AUGUST 2006 ISSUE VOL 6 NO. 8 CALIFORNIA EDITION

Highlights of the 2006 Hard Disk Drive
Capital Equipment Market and Technology Report

In 2004 through 2006 the hard disk drive industry recovered from the slump in the early 2000’s. This recovery in the industry is leading to unprecedented growth in capital equipment spending. Demand for computer applications have been increasing, particularly for notebook computers. Because of the low cost per GB compared to other digital storage technologies hard disk drives are now playing a major role in many
new digital applications, particularly in the consumer electronics industry. As a consequence, hard disk drive demand has reached unprecedented llevels. Total drive shipments grew almost 25% from 2004 to 2005 (305 to 380 million units) and it is expected to grow 16% more in 2006. A sustained unit growth rate of at least 15% for the industry over the next few years appears very likely

At the same time average disk drive pricing has stabilized considerably. HDD prices tumbled in the late 1990’s and early 2000’s due to many periods of excess inventory, intensive price competition between the players, heavy pressure by customers for lower prices plus the ability to make drives of useful capacities with fewer components due to very rapid areal density increases. Since mid-2003 the rampant price
erosion has come to an end and in 2004 and 2005 prices showed remarkable stability. In 2005 in fact the average price of hard disk drives showed a peak in the second quarter leading to overall somewhat higher price prices in 2005 than 2004.

The causes for increased drive price stability overall include significant industry consolidation. With the mergers of Maxtor and Quantum, Hitachi and IBM drive operations and most recently the acquisition of Maxtor by Seagate there are many fewer competitors in the most competitive hard disk drive markets and thus less odds that one competitors will try to gain market share by undercutting the prices of its competitors.

Another cause of increased price stability is a critical shortage of drive components, especially disks. Shortages of components over the last couple of years limited the industry’s ability to manufacture hard disk drives. Figure 1 shows media sputtering capacity and demand trends from the late 1990’s projected to 2007 including a possible additional constraint on media supply due to yield issues with perpendicular recording media. As a consequence this media shortage may be acting as an external constraint on drive supply and thus help to keep drive inventories within acceptable levels and sustaining more stable HDD ASPs.

         

Technology development in the HDD industry has recovered somewhat from the slow down in 2002 through mid-2004. Starting in Q2 2004 another spurt of technology introductions began which has led to a rapid but intermittent stream of higher areal densities. Plotting the introduction of products with new areal density levels demonstrates the uneven pace of new technology introduction. Both public technology demonstrations and new product introductions with higher areal densities tend to occur over a few quarters and then no new areal density introductions occur for a few quarters until the new technologies have matured.

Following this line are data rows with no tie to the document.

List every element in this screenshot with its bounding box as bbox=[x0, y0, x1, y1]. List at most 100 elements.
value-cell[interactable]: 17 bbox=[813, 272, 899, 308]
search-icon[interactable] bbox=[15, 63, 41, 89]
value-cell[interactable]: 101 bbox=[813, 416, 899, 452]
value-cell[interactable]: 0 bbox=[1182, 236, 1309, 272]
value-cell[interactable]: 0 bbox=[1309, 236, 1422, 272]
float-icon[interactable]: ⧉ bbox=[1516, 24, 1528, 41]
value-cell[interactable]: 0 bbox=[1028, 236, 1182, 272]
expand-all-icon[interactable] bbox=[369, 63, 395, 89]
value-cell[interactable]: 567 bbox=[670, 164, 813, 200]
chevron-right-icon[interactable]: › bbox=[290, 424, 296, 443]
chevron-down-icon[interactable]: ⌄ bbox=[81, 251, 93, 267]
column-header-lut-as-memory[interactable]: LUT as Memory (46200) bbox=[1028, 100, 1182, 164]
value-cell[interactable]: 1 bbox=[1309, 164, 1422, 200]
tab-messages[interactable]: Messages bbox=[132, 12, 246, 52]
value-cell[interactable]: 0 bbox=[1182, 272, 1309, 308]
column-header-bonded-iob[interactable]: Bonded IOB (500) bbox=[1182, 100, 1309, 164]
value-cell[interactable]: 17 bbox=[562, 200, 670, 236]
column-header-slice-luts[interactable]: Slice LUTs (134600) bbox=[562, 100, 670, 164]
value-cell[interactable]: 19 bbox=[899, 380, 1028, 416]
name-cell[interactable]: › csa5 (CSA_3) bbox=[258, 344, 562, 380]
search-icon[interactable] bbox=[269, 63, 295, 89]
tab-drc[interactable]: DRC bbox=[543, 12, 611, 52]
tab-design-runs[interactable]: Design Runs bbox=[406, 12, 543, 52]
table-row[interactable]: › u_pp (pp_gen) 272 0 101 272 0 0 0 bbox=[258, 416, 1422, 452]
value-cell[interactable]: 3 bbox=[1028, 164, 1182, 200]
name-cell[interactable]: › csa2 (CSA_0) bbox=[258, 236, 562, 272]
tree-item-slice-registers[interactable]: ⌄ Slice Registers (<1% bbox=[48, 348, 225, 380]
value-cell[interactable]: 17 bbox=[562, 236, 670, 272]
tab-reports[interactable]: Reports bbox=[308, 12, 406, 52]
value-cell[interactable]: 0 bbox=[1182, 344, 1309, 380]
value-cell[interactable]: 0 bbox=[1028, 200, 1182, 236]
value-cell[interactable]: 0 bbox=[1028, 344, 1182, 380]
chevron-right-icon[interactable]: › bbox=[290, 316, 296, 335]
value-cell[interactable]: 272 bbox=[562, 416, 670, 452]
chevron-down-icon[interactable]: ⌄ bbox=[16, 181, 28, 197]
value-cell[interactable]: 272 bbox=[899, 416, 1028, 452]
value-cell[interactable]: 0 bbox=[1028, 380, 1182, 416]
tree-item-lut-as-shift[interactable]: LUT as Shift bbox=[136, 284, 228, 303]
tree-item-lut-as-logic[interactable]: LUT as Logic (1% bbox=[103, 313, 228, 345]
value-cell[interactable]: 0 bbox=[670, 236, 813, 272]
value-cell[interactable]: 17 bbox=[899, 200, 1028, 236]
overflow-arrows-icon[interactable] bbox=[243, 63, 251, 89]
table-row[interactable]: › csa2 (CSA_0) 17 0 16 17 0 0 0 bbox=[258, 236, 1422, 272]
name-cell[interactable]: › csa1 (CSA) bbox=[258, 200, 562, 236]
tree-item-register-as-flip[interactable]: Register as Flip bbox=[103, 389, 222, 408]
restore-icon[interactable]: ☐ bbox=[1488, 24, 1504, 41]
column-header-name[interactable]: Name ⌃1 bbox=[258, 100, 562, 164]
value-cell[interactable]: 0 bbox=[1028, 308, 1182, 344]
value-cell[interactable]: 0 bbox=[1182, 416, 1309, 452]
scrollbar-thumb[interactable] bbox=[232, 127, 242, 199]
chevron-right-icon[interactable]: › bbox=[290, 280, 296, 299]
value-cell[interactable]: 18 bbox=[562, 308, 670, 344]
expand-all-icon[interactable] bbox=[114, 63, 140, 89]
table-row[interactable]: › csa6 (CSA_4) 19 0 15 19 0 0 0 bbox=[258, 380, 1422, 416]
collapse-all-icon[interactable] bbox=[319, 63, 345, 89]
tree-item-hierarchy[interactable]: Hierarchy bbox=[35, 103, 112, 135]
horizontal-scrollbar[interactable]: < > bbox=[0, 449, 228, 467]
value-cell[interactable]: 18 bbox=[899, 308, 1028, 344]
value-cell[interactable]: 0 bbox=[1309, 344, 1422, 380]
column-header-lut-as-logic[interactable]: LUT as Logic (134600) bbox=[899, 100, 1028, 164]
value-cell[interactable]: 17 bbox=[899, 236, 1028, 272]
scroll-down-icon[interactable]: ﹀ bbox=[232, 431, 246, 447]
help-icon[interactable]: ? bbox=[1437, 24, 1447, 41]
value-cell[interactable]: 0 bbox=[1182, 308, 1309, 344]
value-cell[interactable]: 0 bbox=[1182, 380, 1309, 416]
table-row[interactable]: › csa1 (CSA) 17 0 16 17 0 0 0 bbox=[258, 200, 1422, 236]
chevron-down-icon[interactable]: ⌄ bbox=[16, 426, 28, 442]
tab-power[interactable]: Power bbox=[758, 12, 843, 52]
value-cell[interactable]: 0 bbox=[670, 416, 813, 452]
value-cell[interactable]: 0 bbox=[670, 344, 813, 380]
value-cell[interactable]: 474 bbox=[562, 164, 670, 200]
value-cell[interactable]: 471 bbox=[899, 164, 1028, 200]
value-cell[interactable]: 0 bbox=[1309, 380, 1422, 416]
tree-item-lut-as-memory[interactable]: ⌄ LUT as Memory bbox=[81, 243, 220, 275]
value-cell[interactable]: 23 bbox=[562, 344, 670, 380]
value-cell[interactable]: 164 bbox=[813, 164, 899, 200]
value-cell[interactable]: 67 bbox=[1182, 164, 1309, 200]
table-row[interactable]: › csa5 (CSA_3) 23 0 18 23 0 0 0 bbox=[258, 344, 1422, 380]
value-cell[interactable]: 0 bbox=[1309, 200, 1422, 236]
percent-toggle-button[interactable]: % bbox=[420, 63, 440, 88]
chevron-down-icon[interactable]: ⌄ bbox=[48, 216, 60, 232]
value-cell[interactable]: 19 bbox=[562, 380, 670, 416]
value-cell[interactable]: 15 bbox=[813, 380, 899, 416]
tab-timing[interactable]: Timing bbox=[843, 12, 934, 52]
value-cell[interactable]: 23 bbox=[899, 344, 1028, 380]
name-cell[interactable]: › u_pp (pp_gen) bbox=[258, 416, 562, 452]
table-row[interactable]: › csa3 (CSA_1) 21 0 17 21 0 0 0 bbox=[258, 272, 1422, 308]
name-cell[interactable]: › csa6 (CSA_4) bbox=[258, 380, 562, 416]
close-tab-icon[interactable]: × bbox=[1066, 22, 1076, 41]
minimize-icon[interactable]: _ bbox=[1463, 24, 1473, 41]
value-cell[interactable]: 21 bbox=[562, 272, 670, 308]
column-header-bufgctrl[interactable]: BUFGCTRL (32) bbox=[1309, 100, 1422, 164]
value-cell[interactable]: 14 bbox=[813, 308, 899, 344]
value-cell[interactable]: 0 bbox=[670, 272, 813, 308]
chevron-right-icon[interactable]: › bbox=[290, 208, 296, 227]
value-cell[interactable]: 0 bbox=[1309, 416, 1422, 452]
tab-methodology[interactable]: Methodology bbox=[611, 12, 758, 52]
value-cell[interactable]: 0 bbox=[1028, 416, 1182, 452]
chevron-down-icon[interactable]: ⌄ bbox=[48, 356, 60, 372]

Capital equipment spending for the hard disk drive industry increased 39% in 2005 from 2004 with a further increase of 29% expected in 2006 over 2005. Table 1 below shows spending for capital equipment in 2005 and 2010 as well as the ratio of capital spending to expected HDD company revenue.

In 2005:

  • 73% of equipment capital equipment spending for production process equipment, 19% for production test and 8% for metrology (see Figure 2).
  • 38 % of equipment capital spending was for head and wafer equipment, 33% for media and substrate equipment and 29% on drive equipment (see Figure 3).

Major factors driving hard disk drive equipment spending
from 2006 through 2010 are:

  • Annual drive volumes increasing 100% between 2005 and 2010
  • Shortages in critical new technology components
  • Form factors ratio changes: 2.5-inch and smaller HDDs will dominate by 2010
  • HDD and component companies have more cash to invest in equipment due to higher drive demand and stable drive prices
  • New HDD applications require new manufacturing capital equipment and process changes
  • Transition to perpendicular recording making much older equipment obsolete
  • Lower flying heights increasing metrology requirements as well as tightening of head and disk specifications
  • By 2009 and 2010, to continue areal density increases the industry must introduce new technologies such as HAMR, discrete track media or patterned media


The report includes in-depth analysis of capital spending trends, technical and market drivers for capital spending, and a breakdown of equipment spending categories and products.